Not only does Blount educate on the roots of folk music; he is expanding the canon to include his own compositions that draw on Afrofuturism. He uses the fiddle, electric guitar, banjo, and synthesizer to connect the past with issues of the present such as the Black Lives Matter protests.

“I believe our most likely future bears a close resemblance to our past," Blount wrote in the liner notes of his album The New Faith. “My vision of civilization's course does not involve glittering ships hurtling through the cosmos.” 

Blount’s performances range from solo to full-band festival sets, at venues such as Carnegie Hall, the Library of Congress and NPR’s Tiny Desk.

Graduating with a Bachelors of Arts in Ethnomusicology from Hamilton College in 2017, Blount’s thesis was titled ‘Fiddles in the North Country: Uncovering the Ithaca Sound’ and was described as “an ethnography documenting the nature and development of Ithaca, NY’s regional style of string band music.” Since graduating he’s given lectures and presentations on his research and the history of Black string band music at Yale University, Berklee College of Music, and the Smithsonian Institute. Currently, Blount is working towards a Ph.D in Musicology and Ethnomusicology at Brown University. 

Blount is interested in the ways in which African Americans have “shaped and defined the amorphous categories of roots music and Americana” — something that is evident throughout his music. His first album Spider Tales was named one of the year’s best by NPR and earned a perfect 5-star rating from The Guardian. It focused on highlighting Black and Indigenous histories and reviving songs that had been forgotten over decades of whitewashing.

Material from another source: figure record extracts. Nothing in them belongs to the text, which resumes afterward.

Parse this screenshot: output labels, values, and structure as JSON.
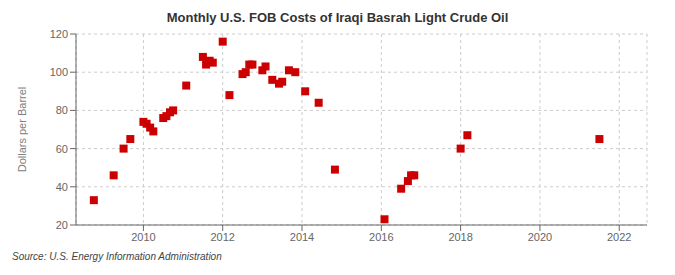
{
  "chart_data": {
    "type": "scatter",
    "title": "Monthly U.S. FOB Costs of Iraqi Basrah Light Crude Oil",
    "ylabel": "Dollars per Barrel",
    "annotations": [
      "Source: U.S. Energy Information Administration"
    ],
    "x": [
      2008.75,
      2009.25,
      2009.5,
      2009.67,
      2010.0,
      2010.08,
      2010.17,
      2010.25,
      2010.5,
      2010.58,
      2010.67,
      2010.75,
      2011.08,
      2011.5,
      2011.58,
      2011.67,
      2011.75,
      2012.0,
      2012.17,
      2012.5,
      2012.58,
      2012.67,
      2012.75,
      2013.0,
      2013.08,
      2013.25,
      2013.42,
      2013.5,
      2013.67,
      2013.83,
      2014.08,
      2014.42,
      2014.83,
      2016.08,
      2016.5,
      2016.67,
      2016.75,
      2016.83,
      2018.0,
      2018.17,
      2021.5
    ],
    "values": [
      33,
      46,
      60,
      65,
      74,
      73,
      71,
      69,
      76,
      77,
      79,
      80,
      93,
      108,
      104,
      106,
      105,
      116,
      88,
      99,
      100,
      104,
      104,
      101,
      103,
      96,
      94,
      95,
      101,
      100,
      90,
      84,
      49,
      23,
      39,
      43,
      46,
      46,
      60,
      67,
      65
    ],
    "color": "#cc0000",
    "marker": "square",
    "xlim": [
      2008.3,
      2022.7
    ],
    "ylim": [
      20,
      120
    ],
    "xticks": [
      2010,
      2012,
      2014,
      2016,
      2018,
      2020,
      2022
    ],
    "yticks": [
      20,
      40,
      60,
      80,
      100,
      120
    ],
    "grid": true
  }
}
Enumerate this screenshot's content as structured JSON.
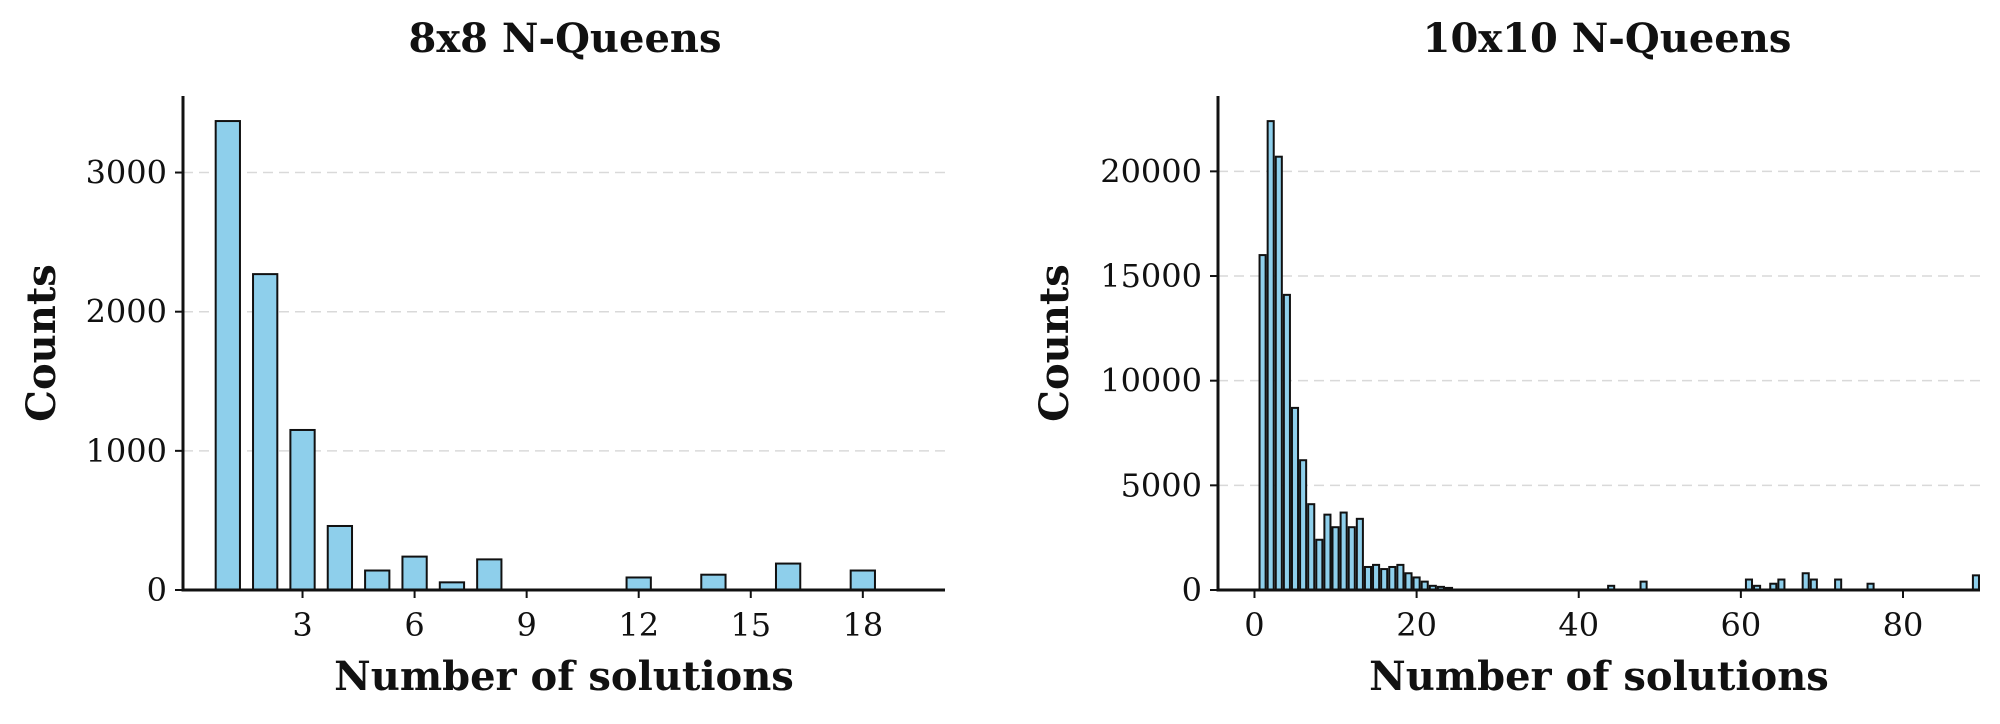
{
  "chart_data": [
    {
      "type": "bar",
      "title": "8x8 N-Queens",
      "xlabel": "Number of solutions",
      "ylabel": "Counts",
      "xlim": [
        -0.2,
        20.2
      ],
      "ylim": [
        0,
        3550
      ],
      "xticks": [
        3,
        6,
        9,
        12,
        15,
        18
      ],
      "yticks": [
        0,
        1000,
        2000,
        3000
      ],
      "grid": "y",
      "bar_color": "#8ecfeb",
      "bar_width": 0.65,
      "x": [
        1,
        2,
        3,
        4,
        5,
        6,
        7,
        8,
        12,
        14,
        16,
        18
      ],
      "values": [
        3370,
        2270,
        1150,
        460,
        140,
        240,
        55,
        220,
        90,
        110,
        190,
        140
      ]
    },
    {
      "type": "bar",
      "title": "10x10 N-Queens",
      "xlabel": "Number of solutions",
      "ylabel": "Counts",
      "xlim": [
        -4.5,
        89.5
      ],
      "ylim": [
        0,
        23600
      ],
      "xticks": [
        0,
        20,
        40,
        60,
        80
      ],
      "yticks": [
        0,
        5000,
        10000,
        15000,
        20000
      ],
      "grid": "y",
      "bar_color": "#8ecfeb",
      "bar_width": 0.75,
      "x": [
        1,
        2,
        3,
        4,
        5,
        6,
        7,
        8,
        9,
        10,
        11,
        12,
        13,
        14,
        15,
        16,
        17,
        18,
        19,
        20,
        21,
        22,
        23,
        24,
        44,
        48,
        61,
        62,
        64,
        65,
        68,
        69,
        72,
        76,
        89
      ],
      "values": [
        16000,
        22400,
        20700,
        14100,
        8700,
        6200,
        4100,
        2400,
        3600,
        3000,
        3700,
        3000,
        3400,
        1100,
        1200,
        1000,
        1100,
        1200,
        800,
        600,
        400,
        200,
        150,
        100,
        200,
        400,
        500,
        200,
        300,
        500,
        800,
        500,
        500,
        300,
        700
      ]
    }
  ]
}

Blount views his music as connecting past histories, the present moment and our future; according to his website, he believes that “the more we learn about where we’ve been, the better equipped we are to face the future.” 

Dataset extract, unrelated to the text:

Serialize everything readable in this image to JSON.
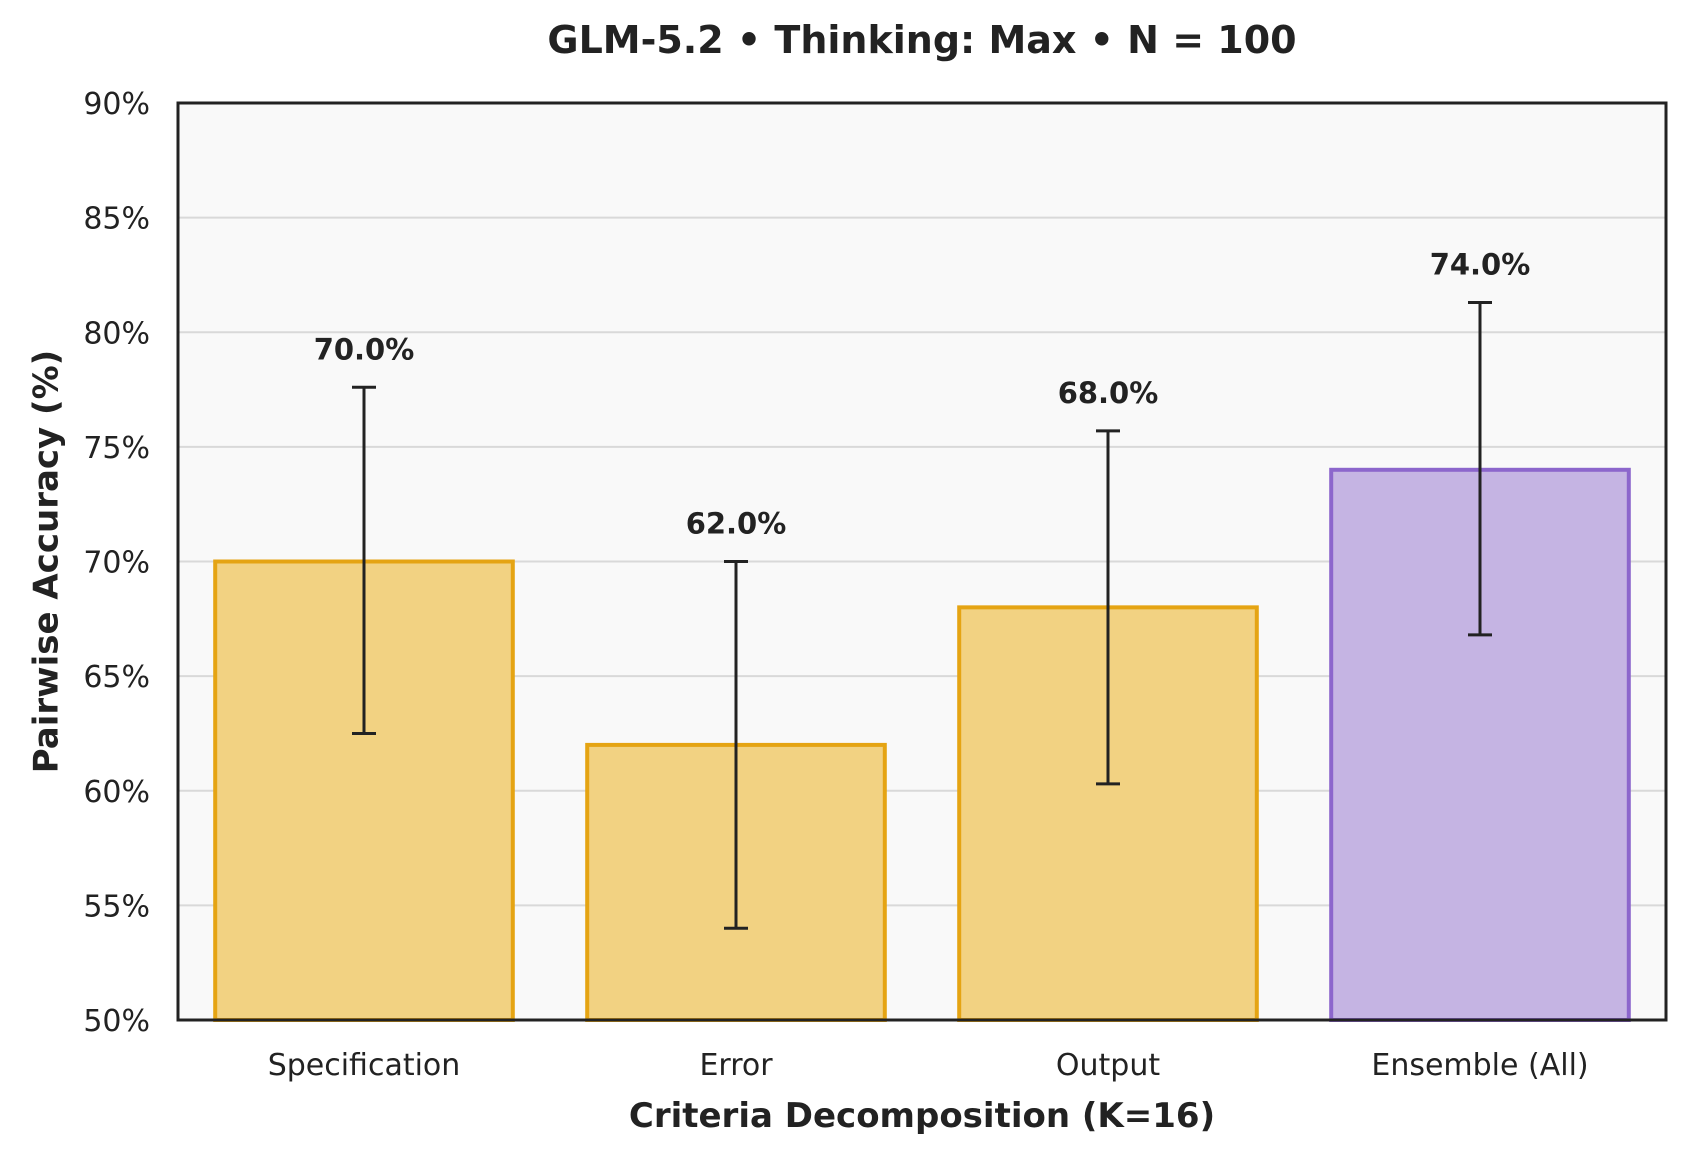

His most recent album, The New Faith, was written and recorded during the months of COVID-lockdowns and is centered around key questions: “What would Black music sound like after climate change renders most of the world uninhabitable? What gods would this community praise, and what stories would they tell?” 

Blount’s new arrangements of traditional music highlight the disproportionate burden of the climate crisis on Black Americans. He draws inspiration from various figures over decades of history such as “civil rights activist and organizer Fannie Lou Hamer, trailblazer and queer icon Sister Rosetta Tharpe, peerlessly expressive gospel singer Mahalia Jackson” and more. The music is an afrofuturistic blend of stomps and handclaps, fiddles, the electric guitar, synthesized sounds and the banjo, with Blount’s voice serving as the grounding center. 

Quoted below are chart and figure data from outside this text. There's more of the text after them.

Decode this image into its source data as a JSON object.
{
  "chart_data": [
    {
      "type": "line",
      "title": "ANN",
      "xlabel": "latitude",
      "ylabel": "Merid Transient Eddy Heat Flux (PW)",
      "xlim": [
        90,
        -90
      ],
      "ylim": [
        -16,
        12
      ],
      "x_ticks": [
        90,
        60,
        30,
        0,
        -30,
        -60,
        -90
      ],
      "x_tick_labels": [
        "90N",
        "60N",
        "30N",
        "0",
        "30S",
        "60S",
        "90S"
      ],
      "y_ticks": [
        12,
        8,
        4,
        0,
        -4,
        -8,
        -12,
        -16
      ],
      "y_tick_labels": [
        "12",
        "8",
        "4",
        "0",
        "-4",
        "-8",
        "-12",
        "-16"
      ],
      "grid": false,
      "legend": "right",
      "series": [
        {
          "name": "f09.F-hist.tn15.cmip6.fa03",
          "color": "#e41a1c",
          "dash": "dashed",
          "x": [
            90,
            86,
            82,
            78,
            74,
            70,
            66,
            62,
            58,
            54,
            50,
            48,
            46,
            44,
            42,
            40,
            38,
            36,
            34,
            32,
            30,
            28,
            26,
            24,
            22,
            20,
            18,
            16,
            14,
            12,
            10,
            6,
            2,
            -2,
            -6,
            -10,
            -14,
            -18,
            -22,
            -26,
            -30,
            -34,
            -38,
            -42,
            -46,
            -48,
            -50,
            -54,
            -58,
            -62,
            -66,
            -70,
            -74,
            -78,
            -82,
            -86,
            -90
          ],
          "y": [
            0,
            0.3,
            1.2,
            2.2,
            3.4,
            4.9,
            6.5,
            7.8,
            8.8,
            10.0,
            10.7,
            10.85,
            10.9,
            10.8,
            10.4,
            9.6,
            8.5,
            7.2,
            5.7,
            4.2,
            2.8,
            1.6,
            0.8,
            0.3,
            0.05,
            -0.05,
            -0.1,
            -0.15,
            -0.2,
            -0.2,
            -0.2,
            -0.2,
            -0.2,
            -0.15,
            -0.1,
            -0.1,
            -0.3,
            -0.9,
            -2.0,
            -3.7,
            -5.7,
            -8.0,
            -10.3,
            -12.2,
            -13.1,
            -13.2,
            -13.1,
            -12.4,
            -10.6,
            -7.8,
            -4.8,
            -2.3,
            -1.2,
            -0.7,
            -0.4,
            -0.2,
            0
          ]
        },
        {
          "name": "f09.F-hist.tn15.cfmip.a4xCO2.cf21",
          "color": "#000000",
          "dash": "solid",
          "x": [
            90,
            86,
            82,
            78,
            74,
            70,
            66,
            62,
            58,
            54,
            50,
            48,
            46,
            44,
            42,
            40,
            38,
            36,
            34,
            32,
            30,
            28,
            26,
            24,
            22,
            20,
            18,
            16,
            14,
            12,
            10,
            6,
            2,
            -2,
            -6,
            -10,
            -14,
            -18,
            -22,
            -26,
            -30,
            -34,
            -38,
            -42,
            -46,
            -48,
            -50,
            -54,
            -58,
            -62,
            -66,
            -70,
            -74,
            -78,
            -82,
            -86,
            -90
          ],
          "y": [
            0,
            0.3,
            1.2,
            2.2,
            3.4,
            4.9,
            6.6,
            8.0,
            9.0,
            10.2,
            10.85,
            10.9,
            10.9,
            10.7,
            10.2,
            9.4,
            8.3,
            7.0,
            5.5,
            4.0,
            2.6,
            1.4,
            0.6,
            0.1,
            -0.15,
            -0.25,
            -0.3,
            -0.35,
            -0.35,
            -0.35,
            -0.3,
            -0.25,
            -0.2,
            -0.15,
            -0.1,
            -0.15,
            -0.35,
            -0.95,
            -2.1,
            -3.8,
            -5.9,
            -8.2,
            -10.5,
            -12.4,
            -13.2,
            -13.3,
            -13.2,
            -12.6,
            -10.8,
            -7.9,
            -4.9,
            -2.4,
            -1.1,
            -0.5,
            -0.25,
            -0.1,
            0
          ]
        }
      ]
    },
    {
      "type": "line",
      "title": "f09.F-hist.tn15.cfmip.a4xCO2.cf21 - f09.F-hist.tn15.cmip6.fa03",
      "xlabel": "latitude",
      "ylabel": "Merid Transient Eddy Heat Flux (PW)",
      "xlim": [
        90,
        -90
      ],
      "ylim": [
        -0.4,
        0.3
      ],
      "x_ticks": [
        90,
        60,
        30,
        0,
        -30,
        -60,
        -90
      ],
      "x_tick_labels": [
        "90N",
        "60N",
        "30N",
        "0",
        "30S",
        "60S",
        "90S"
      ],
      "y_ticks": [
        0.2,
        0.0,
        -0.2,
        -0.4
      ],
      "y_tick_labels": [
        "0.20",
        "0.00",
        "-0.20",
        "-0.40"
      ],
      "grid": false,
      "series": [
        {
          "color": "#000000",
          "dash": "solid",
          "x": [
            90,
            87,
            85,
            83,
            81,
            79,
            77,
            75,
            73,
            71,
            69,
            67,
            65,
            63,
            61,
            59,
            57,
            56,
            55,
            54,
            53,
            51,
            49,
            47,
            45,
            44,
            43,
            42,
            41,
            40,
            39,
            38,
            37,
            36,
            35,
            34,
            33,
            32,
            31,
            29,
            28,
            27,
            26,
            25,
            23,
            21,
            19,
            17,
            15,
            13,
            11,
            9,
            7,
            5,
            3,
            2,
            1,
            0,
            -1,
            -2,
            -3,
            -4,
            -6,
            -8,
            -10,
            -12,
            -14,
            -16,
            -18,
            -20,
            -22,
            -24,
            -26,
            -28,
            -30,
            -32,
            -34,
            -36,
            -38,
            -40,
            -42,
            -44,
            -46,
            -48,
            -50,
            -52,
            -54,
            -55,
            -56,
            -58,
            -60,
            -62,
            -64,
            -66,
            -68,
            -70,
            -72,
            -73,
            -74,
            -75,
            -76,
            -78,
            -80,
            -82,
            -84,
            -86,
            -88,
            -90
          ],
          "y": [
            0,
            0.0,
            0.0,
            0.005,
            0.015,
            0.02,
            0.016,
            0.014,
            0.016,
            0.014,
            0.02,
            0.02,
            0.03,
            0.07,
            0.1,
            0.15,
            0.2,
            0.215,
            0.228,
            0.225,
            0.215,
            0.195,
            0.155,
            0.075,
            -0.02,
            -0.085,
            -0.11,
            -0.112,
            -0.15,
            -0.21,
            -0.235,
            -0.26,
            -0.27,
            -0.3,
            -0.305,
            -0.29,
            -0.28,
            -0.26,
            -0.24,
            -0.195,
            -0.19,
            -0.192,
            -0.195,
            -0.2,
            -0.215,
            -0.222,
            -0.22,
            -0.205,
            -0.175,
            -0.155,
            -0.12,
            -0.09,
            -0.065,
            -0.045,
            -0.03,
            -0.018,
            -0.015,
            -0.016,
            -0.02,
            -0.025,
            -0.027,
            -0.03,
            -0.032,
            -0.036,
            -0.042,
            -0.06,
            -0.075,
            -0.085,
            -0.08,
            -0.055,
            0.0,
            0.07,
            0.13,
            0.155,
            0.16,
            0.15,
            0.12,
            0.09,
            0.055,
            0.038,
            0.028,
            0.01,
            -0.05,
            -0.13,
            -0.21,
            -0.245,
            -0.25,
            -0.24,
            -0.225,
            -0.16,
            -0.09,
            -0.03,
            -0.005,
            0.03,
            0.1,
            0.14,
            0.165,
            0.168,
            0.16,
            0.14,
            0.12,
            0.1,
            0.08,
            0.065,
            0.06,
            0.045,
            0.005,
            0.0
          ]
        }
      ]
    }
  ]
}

In an NPR profile on The New Faith, Blount said, “Over time I've gone from feeling like I'm doing the work of educating people about this stuff to feeling like I am exploring its significance to me and to other people like me, and that doesn't feel as much like labor." 

The Department of Music looks forward to welcoming Jake Blount in concert on Saturday, February 3rd at 8pm in Lang Concert Hall. The performance will be preceded by a lecture and demonstration at 5pm in the Lang Concert Hall. The events are free and open to the public, no reservation required.